Karar Künyesi
Şirkette çalışan işçiler için kıdem tazminatı karşılıklarının ayrılmadığı ve 372 - 472 Kıdem Tazminatı Karşılığı Hesaplarının kullanılmadığı tespit edilmiştir.
6102 sayılı Türk Ticaret Kanunu’nun “Defter tutma ve envanter” başlıklı 64/1’inci maddesinde; her tacirin, ticari defterleri tutmak ve defterlerinde, mali durumunu, borç ve alacak ilişkilerini açıkça görülebilir bir şekilde ortaya koymak zorunda olduğu belirtilmiştir.
1 Sıra No.lu Muhasebe Sistemi Uygulama Genel Tebliği’nin “Tekdüzen Hesap Çerçevesi, Hesap Planı ve Hesap Planı Açıklamaları” başlıklı ekinde 372 ve 472- Kıdem Tazminatı Karşılığı Hesapları tanımlanmış olup 372 ve 472 no.lu hesaplar, belirlenecek esaslar çerçevesinde ayrılan ve faaliyet dönemi içinde veya uzun vadede ödeneceği öngörülen kıdem tazminatı karşılıklarının izlenmesi için kullanılmaktadır. Kıdem tazminatı karşılıkları ilk ayrıldığında, 472- Kıdem Tazminatı Karşılığı Hesabına kaydedilmesi, vadeleri bir yılın altına düşen ve faaliyet dönemi içerisinde ödenmesi öngörülen tutarların, 372- Kıdem Tazminatı Karşılığı Hesabına aktarılması gerekmektedir.
Aynı Tebliğ’de muhasebenin temel kavramlarından birisi olan ihtiyatlılık kavramı tanımlanmış ve söz konusu kavram gereğince muhasebe olaylarında temkinli davranılması ve işletmenin karşılaşabileceği risklerin gözönüne alınması için işletmelerin muhtemel giderleri ve zararları için karşılık ayırması gerektiği belirtilmiştir.

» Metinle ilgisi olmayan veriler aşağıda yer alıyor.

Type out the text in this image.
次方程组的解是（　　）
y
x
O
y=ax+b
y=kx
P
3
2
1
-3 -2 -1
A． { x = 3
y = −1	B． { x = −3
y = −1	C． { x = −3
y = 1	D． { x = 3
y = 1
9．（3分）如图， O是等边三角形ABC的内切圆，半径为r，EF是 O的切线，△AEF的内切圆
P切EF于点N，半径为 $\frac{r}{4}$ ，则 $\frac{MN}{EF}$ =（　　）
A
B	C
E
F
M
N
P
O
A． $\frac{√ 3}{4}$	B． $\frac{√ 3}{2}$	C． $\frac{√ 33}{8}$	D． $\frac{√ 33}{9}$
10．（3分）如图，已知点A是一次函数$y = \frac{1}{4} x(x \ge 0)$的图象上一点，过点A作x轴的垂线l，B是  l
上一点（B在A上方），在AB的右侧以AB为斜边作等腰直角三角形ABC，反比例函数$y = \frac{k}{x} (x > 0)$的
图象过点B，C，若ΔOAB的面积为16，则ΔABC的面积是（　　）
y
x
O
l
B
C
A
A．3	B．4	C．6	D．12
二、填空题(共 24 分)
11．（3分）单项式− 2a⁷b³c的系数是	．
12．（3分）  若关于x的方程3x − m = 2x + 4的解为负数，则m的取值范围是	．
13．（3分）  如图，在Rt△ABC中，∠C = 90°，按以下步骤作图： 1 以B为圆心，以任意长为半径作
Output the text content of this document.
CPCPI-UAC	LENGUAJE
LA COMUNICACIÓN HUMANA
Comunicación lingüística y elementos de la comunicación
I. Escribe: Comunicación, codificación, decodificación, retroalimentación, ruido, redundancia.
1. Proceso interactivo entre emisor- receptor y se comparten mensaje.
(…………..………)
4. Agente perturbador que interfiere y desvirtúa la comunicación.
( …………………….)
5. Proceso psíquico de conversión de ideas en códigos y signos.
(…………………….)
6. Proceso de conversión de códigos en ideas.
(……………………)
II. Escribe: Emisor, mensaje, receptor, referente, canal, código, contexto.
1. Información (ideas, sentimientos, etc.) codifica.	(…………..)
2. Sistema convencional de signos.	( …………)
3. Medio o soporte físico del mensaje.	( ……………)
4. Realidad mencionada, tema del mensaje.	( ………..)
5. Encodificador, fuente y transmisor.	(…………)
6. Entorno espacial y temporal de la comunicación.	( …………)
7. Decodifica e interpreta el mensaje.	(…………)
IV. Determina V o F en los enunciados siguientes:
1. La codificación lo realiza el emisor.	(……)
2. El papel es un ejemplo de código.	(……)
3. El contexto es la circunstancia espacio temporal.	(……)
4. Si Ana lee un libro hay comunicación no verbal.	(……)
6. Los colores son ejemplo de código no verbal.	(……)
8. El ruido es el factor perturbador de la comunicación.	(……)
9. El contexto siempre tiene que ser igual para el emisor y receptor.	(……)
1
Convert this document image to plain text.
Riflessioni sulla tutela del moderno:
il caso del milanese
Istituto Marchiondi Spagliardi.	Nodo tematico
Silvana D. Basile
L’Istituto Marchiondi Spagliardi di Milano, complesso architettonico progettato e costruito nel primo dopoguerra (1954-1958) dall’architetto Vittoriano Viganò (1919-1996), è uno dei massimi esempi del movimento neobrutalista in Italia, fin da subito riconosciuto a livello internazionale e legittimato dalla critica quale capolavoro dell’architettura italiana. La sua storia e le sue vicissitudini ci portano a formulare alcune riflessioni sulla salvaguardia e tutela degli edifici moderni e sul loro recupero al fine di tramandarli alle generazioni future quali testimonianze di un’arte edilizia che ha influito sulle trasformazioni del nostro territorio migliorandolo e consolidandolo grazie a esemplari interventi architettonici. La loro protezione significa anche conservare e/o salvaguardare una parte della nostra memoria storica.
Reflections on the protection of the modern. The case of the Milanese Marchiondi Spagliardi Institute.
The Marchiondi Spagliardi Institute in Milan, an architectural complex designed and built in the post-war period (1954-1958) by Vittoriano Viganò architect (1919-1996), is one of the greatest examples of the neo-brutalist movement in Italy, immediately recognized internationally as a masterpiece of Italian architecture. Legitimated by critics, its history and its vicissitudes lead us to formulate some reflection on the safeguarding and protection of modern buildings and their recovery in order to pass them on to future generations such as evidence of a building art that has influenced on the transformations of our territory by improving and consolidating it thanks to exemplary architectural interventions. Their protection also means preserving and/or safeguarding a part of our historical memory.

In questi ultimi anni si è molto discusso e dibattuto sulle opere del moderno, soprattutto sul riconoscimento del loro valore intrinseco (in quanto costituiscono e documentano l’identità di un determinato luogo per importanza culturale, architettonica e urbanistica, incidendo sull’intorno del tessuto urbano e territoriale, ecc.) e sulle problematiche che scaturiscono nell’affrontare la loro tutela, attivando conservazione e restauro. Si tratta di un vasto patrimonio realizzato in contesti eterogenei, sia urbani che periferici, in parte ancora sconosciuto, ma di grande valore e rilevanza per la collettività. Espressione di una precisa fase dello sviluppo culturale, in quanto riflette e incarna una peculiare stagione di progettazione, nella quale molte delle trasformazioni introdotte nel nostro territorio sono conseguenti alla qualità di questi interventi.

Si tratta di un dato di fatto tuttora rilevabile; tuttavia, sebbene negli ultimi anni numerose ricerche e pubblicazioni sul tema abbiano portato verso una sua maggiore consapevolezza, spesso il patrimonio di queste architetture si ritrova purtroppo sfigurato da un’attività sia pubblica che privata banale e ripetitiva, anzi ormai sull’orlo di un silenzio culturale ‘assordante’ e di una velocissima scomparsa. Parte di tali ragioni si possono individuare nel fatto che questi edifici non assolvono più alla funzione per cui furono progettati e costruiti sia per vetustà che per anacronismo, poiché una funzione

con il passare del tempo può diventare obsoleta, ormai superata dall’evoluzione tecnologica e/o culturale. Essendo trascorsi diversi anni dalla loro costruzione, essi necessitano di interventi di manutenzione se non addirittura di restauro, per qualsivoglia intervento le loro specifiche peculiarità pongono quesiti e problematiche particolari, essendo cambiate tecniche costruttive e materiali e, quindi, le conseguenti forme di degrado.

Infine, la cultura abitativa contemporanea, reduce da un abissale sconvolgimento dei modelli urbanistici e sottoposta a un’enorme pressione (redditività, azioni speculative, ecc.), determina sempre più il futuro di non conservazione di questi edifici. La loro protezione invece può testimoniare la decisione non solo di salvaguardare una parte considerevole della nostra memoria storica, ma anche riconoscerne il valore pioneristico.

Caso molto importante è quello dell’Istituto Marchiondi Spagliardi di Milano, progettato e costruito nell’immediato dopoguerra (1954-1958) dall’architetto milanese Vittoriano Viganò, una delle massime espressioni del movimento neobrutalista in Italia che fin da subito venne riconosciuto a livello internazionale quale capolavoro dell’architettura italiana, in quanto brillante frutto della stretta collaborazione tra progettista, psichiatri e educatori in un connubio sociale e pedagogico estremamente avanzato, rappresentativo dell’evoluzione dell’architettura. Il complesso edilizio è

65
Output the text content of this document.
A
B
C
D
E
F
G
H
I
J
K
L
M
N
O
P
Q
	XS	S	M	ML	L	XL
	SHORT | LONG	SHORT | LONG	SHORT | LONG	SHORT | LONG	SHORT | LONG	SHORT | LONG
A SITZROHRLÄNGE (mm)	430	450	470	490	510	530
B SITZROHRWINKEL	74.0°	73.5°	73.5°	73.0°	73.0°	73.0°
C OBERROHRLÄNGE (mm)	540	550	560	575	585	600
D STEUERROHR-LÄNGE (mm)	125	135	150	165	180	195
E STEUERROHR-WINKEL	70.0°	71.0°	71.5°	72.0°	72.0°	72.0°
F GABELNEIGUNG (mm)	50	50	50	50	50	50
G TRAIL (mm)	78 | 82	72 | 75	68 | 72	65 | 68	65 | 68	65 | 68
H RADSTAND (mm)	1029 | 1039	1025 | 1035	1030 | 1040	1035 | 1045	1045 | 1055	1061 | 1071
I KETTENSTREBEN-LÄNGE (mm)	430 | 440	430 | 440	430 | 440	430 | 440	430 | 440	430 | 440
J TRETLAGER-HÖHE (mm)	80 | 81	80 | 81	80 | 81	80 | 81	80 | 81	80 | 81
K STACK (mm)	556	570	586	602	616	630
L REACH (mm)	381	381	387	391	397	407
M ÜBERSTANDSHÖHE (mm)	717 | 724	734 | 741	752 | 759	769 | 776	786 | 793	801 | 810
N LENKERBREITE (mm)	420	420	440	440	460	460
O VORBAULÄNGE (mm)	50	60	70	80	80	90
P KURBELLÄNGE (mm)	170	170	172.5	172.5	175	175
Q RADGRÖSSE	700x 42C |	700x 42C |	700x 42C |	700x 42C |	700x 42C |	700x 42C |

Bununla beraber Tek Düzen Muhasebe Sistemini uygulayan şirketlerde 6 Seri No’lu Muhasebe Sistemi Uygulama Genel Tebliği gereğince kıdem tazminatı karşılığı ayrılması hususu ihtiyarilik teşkil ederek şirketlerin kendi isteklerine bırakılmıştır. Ancak şirketlerin mali durumunu gerçeğe uygun olarak görmesi adına kıdem tazminatlarının hesap dönemi itibariyle hesaplanıp karşılık ayrılması ve bunların mali tablolarda gösterilmesi önem teşkil etmektedir.
2020 yılı itibariyle KAY-TUR A.Ş’de İş Kanunu’na tabi olarak farklı unvanlarda toplamda 276 adet sürekli işçi istihdam edilmesine karşın Şirketin mali tablolarında 372 ve 472 no.lu hesapların kullanılmadığı görülmüştür. Ancak Şirketin mali açıdan güçlü bir durumda olmadığı ve de yukarıda yer verilen ihtiyatlılık kavramı göz önünde bulundurulduğunda; Şirketin gelecek dönemde karşılaşabileceği yükümlülükleri tespit etmesi ve buna yönelik tedbirler alabilmesi için kıdem tazminatı karşılıklarının mali tablolarda gösterilmesi uygun
olacaktır.
Bu itibarla; her ne kadar Muhasebe Sistemi Uygulama Genel Tebliği ile ihtiyari bırakılmış olsa da muhasebenin temel kavramlarından olan ihtiyatlılık kavramı gereğince Şirketin ileriki dönemde gerçekleşmesi beklenen giderlerinin bilançoda gösterilmesini teminen işçiler için her yıl kıdem tazminatı karşılığı ayrılmasının ve ilgili hesaplarda izlenmesinin uygun olacağı değerlendirilmektedir.